Dans son Plan d’action pour les langues officielles dévoilé le printemps dernier, Ottawa prévoit dépenser 4,1 milliards $ à l’échelle du pays et, historiquement, environ 20 % des sommes vont à la communauté anglophone du Québec, selon le ministère du Patrimoine canadien, ce qui correspond ici à environ 820 millions $.

Lors d’un témoignage en comité parlementaire le mois dernier, le ministre des Langues officielles, Randy Boissonnault, avait annoncé que le gouvernement entend consacrer 50 millions $ des fonds destinés à la communauté anglophone du Québec pour des programmes de francisation.

M. Beaulieu juge qu’Ottawa devrait rediriger les fonds vers la promotion du français «dans une marge qui a de l’allure» et non à hauteur de «94 % ou à 95 % pour l’anglais», comme ce serait le cas actuellement, selon ses estimations.

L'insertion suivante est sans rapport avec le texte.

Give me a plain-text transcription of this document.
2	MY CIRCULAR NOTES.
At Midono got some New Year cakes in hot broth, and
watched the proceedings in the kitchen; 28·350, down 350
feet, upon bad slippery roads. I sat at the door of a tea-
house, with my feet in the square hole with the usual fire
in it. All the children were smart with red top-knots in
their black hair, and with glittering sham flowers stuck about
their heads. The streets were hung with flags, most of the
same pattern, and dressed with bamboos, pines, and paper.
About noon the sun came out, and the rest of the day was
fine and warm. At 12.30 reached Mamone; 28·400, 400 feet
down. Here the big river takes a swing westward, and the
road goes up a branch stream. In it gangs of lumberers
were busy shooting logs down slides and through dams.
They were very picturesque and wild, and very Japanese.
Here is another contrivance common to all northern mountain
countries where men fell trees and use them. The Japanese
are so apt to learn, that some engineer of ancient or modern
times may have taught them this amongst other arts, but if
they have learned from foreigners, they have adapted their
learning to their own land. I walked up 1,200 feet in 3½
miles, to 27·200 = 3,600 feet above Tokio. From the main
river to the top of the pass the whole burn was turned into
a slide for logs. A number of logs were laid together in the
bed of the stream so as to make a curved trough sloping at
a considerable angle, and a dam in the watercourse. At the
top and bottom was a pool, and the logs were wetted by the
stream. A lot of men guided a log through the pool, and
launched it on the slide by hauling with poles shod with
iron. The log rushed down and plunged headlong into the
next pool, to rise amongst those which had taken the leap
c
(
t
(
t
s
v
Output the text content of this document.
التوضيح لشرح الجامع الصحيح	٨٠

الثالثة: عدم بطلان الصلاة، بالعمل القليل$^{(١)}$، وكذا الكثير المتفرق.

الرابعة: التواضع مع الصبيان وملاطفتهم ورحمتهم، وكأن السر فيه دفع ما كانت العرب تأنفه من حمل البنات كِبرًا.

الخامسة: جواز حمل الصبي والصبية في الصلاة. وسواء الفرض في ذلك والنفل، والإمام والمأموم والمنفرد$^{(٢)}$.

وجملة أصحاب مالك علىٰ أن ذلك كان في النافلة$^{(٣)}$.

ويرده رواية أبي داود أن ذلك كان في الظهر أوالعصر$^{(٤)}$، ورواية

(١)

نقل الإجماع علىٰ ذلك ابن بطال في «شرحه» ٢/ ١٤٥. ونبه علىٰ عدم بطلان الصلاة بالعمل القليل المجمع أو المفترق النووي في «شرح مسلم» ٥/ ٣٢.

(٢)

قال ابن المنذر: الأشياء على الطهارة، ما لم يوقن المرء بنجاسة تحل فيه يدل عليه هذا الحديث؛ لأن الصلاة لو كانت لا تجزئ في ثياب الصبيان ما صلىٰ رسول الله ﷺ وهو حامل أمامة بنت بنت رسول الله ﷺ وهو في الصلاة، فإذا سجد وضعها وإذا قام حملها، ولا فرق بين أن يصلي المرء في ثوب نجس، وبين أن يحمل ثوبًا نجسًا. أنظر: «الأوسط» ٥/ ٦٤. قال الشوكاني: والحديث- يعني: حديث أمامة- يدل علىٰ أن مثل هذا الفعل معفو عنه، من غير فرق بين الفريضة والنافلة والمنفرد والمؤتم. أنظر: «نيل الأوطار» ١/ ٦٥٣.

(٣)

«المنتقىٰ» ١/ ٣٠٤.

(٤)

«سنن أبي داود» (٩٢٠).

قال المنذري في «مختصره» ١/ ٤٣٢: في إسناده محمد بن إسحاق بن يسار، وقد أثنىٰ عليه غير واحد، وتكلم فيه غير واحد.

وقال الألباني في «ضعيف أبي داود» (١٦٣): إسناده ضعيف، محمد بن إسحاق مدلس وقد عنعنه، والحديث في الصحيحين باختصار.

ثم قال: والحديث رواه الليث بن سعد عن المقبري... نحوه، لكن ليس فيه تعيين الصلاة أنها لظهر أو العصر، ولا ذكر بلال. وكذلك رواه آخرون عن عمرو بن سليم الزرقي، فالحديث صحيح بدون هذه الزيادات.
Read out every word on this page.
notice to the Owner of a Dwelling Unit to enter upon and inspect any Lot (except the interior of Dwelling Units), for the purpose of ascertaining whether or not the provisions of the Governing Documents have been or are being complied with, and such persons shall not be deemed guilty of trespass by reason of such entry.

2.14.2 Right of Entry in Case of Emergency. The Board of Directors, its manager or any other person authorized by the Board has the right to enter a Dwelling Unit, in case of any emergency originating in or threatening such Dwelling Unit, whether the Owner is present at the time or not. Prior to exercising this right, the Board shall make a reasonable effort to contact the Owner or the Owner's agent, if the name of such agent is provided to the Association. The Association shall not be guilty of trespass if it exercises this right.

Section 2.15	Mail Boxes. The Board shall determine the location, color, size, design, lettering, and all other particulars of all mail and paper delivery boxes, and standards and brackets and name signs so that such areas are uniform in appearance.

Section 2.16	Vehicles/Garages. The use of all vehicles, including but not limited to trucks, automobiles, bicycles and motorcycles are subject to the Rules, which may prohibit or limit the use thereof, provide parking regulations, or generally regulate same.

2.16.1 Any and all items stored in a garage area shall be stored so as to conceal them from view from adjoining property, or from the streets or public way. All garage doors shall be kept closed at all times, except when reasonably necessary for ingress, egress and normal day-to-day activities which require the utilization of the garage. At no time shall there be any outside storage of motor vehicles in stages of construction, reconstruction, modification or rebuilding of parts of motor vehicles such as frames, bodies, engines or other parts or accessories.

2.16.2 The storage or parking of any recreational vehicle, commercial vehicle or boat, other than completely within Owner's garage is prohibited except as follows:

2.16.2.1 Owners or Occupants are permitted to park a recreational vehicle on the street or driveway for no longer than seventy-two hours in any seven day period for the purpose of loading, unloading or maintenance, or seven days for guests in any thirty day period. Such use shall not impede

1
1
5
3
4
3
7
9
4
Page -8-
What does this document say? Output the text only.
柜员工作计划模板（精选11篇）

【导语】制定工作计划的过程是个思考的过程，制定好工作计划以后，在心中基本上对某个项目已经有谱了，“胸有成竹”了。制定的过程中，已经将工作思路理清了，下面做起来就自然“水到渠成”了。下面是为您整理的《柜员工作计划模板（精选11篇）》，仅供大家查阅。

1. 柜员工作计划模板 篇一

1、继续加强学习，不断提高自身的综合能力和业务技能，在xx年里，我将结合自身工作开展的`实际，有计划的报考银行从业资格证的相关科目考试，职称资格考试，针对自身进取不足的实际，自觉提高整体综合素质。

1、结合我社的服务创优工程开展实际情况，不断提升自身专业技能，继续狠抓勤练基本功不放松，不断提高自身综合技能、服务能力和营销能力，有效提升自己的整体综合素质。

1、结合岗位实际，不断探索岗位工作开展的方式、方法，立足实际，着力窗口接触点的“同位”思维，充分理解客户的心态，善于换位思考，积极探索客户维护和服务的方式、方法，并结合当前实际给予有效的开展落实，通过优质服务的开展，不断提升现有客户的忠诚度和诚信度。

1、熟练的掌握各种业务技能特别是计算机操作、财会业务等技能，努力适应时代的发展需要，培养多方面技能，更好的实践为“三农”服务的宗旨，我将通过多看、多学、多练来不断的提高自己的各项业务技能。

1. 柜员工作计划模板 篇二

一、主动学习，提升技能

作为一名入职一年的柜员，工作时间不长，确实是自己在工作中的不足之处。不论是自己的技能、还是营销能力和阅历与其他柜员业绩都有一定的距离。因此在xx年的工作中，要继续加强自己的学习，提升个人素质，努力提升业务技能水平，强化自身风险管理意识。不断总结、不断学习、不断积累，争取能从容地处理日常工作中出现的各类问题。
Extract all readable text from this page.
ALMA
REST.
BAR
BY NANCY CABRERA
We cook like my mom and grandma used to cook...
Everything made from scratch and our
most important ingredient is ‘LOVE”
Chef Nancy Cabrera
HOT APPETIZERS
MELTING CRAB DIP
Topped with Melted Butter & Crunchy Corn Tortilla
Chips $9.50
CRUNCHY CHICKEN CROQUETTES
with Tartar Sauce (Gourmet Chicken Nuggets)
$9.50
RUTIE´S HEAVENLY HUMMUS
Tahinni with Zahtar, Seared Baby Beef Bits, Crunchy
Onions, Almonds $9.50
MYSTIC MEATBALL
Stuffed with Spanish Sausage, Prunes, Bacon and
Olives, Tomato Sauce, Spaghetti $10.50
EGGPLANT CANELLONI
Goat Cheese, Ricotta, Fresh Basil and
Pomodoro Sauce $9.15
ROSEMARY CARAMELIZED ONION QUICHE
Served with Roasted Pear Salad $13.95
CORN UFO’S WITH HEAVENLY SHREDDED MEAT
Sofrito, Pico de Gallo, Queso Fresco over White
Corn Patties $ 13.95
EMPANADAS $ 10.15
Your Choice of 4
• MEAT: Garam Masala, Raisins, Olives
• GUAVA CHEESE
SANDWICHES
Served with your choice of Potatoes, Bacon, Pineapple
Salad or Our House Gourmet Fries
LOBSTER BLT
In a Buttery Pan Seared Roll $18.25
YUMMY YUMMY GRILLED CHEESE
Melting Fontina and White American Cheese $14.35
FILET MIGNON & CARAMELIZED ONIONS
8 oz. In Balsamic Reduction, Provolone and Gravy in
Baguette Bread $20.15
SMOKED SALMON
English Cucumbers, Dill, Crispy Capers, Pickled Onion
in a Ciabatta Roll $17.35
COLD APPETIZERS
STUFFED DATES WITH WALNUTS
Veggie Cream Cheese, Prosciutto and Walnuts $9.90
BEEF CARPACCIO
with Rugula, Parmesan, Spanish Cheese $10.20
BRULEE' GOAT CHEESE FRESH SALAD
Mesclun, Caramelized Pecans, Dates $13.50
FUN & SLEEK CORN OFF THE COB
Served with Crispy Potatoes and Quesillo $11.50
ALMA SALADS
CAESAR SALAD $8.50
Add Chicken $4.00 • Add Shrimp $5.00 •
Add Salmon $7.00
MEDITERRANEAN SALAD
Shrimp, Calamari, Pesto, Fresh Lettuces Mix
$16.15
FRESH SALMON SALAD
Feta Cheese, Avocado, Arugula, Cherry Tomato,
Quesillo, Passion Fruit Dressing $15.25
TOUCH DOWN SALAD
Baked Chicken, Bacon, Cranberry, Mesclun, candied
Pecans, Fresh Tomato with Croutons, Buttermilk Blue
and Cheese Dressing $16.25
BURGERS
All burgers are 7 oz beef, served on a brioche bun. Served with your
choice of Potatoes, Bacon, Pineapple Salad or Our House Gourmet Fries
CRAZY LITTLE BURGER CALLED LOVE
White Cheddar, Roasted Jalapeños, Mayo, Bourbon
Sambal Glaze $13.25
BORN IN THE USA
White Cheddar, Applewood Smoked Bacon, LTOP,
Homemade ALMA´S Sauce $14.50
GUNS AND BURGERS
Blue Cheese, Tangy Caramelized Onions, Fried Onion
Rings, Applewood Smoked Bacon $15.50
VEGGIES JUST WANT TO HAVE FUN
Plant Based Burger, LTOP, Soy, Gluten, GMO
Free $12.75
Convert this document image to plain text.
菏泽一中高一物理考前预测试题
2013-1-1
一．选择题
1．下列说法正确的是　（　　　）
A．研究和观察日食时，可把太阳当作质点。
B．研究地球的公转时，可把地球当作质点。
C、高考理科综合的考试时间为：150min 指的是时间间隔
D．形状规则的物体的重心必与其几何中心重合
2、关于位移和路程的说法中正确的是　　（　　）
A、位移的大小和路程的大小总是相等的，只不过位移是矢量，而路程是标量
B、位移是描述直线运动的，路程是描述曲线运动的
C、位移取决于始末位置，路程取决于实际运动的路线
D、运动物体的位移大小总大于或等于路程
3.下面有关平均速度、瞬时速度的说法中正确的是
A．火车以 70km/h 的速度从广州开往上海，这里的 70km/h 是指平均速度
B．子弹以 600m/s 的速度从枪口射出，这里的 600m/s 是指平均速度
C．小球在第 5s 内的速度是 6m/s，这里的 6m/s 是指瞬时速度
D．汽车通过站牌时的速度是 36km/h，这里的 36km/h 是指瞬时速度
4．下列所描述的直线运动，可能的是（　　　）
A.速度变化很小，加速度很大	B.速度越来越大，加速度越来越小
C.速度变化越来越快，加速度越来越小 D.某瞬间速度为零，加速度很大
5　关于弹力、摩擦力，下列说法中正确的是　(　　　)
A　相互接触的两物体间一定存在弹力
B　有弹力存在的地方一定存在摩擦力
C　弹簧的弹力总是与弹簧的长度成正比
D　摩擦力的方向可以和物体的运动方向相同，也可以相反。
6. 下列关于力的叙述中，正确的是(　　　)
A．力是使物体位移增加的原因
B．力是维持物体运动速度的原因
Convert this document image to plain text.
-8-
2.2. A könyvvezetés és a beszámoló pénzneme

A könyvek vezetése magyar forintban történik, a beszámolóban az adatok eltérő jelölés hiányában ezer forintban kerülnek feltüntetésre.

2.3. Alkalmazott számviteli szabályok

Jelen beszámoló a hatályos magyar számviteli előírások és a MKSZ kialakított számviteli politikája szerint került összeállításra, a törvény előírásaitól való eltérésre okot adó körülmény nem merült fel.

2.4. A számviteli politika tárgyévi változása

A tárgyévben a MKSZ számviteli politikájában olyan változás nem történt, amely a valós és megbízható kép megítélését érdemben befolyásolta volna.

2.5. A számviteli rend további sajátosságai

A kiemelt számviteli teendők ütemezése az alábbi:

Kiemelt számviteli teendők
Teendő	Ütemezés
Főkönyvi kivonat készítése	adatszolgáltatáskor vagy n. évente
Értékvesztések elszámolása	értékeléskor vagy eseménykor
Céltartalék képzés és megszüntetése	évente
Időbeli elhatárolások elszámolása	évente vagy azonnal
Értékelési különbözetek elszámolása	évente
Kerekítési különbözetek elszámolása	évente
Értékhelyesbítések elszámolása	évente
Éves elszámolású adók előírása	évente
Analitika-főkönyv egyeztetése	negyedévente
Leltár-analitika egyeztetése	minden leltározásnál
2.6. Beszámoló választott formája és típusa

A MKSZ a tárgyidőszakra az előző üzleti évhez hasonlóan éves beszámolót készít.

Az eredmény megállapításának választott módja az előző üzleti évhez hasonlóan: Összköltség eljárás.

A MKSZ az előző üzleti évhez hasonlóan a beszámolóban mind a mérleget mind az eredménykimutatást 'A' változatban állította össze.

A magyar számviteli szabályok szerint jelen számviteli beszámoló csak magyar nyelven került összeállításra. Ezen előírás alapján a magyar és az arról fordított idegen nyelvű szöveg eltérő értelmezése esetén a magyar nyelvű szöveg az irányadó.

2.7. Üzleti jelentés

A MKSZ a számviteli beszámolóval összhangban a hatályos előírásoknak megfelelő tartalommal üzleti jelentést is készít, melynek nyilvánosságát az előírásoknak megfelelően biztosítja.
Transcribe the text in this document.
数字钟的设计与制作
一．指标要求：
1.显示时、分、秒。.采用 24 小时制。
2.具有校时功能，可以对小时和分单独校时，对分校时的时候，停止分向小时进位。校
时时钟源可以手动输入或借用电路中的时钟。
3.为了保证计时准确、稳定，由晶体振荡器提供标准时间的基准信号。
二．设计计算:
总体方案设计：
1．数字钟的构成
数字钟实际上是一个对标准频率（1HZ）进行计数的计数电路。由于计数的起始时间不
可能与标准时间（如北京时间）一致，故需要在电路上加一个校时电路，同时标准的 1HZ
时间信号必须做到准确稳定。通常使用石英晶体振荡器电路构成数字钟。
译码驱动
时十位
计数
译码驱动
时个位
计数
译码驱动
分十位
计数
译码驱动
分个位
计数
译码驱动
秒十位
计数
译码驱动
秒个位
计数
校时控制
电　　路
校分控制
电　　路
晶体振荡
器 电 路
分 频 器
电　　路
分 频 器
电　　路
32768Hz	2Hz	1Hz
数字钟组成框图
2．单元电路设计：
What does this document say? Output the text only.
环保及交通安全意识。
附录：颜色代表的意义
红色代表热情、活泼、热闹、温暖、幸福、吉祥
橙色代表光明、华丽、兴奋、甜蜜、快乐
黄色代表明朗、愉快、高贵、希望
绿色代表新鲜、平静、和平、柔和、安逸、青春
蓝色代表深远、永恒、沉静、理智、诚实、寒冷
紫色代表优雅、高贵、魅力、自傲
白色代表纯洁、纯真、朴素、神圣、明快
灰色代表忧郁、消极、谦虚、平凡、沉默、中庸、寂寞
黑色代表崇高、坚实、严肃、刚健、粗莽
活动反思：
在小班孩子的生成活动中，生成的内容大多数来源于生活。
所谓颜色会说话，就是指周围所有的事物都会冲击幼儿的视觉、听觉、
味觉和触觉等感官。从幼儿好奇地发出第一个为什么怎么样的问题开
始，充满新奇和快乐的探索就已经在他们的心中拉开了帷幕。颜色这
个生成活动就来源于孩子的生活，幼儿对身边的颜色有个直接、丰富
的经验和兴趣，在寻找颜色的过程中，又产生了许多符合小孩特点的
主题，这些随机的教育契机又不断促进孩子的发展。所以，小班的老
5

Et tant qu’à faire une redirection, idéalement, Ottawa devrait transférer l’argent au Québec.

«C’est au Québec d’être le maître d’œuvre de sa politique linguistique, a-t-il lancé. Ce n’est pas normal. On est supposé (de) nous reconnaître comme une nation. Est-ce que c’est normal pour une nation que ça soit une autre nation qui gère ce qui la définit, sa langue, sa culture? Ça n’a pas de sens!»

M. Beaulieu a dit souhaiter que son étude permette de faire connaître les données «au plus grand nombre possible de Québécois, que les gens réalisent ce qui se passe». Ceux-ci, dit-il, ignorent généralement cette situation et la désapprouvent.

Lors de la période des questions à la Chambre des communes, la ministre du Tourisme, Soraya Martinez Ferrada, s’est d’abord levée pour rappeler que c’est le gouvernement Trudeau qui a été le premier à reconnaître le déclin du français au Québec.

Elle a ensuite reproché au Bloc des calculs «tendancieux» alors qu’Ottawa «donne au Québec 500 à 700 millions $ par année depuis 30 ans pour faire la francisation, qu’on aide Radio-Canada, qu’on aide Téléfilm».

Cela n’a pas convaincu Mario Beaulieu. Il a répliqué reconnaître «nos libéraux» qui affirment se préoccuper de l’avenir du français, mais dont «les bottines ne suivent pas les babines» et a réclamé que les centaines de millions du plan d’action soient redirigés «vers le français plutôt que d’angliciser le Québec».

Le lieutenant du premier ministre Justin Trudeau pour le Québec, Pablo Rodriguez, lui a alors renvoyé que «le Bloc, il cherche clairement la chicane» et à «faire une division entre les Québécois». 

«Est-ce que le Bloc, un jour, va finir par comprendre et par accepter qu’un Québécois, c’est un Québécois, peu importe sa langue maternelle?» a-t-il renchéri.

De 2016 à 2021, Statistique Canada a observé une baisse de la proportion de Québécois qui avaient le français comme langue maternelle (de 77,1 % à 74,8 %), comme langue parlée de façon prédominante à la maison (de 79,0 % à 77,5 %) et comme première langue officielle parlée (de 83,7 % à 82,2 %).

La tendance est là même lorsqu’il est question de pouvoir soutenir une conversation en français (de 94,5 % à 93,7 %) et de la langue la plus souvent utilisée dans les milieux de travail (de 79,9 % à 79,7 %).